Jorren entered with his unit, his presence accepted simply because he was already there in enough prior systems to be assumed continuous. A commander looked at him briefly over a flickering holomap and asked,
"You lot... still with 14-Bravo? I thought your unit was scratched hours ago" Jorren nodded once and said,
"Yes, Sir"
There were no further questions. A war was exhausting to the memory of the survivors, and identity no longer a luxury they wanted to try for.
Khoras Veyl, far below in the dark heart of the mutating hive, stood before an altar of crystal, glass, and metal, all fused together in an unnatural unity.
He bent to the floor on his knees whispering words that could not be heard, with his lips unmoving. The altar began to split open, a screeching sound echoing as something came out of the tear.
He smiled as he looked at the present he had received from his master. A disc floated in front of him as it screamed with a grating noise, as the grinding of chalk on the board. It floated towards him as he caressed it.
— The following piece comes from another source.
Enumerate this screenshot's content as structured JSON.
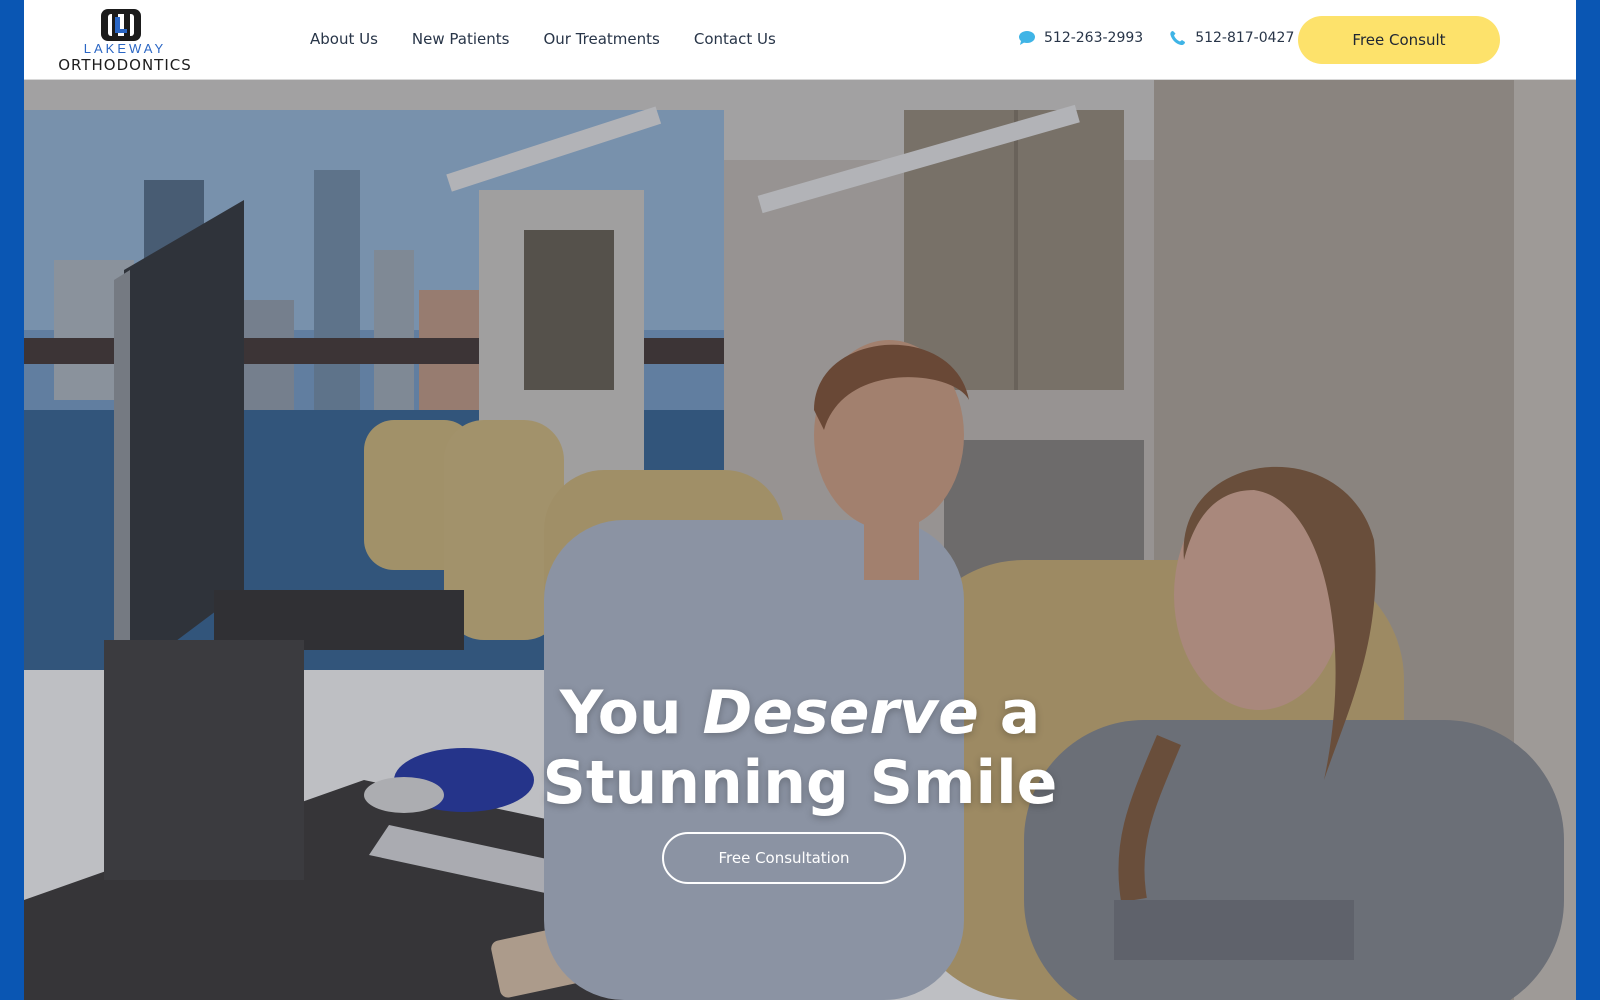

He had noticed the change over time and the future. The master's plan was being challenged by his unruly son. A boy who had received all yet refused to pay his dues.
It began planning for the final stage of the design, giddy with the thought of what could finally happen when the plan was completed.
The guild had already received the reports of him. But they could not confront him in the bowls where he stood.
On another side of the galaxy another fragment was experiencing their own war.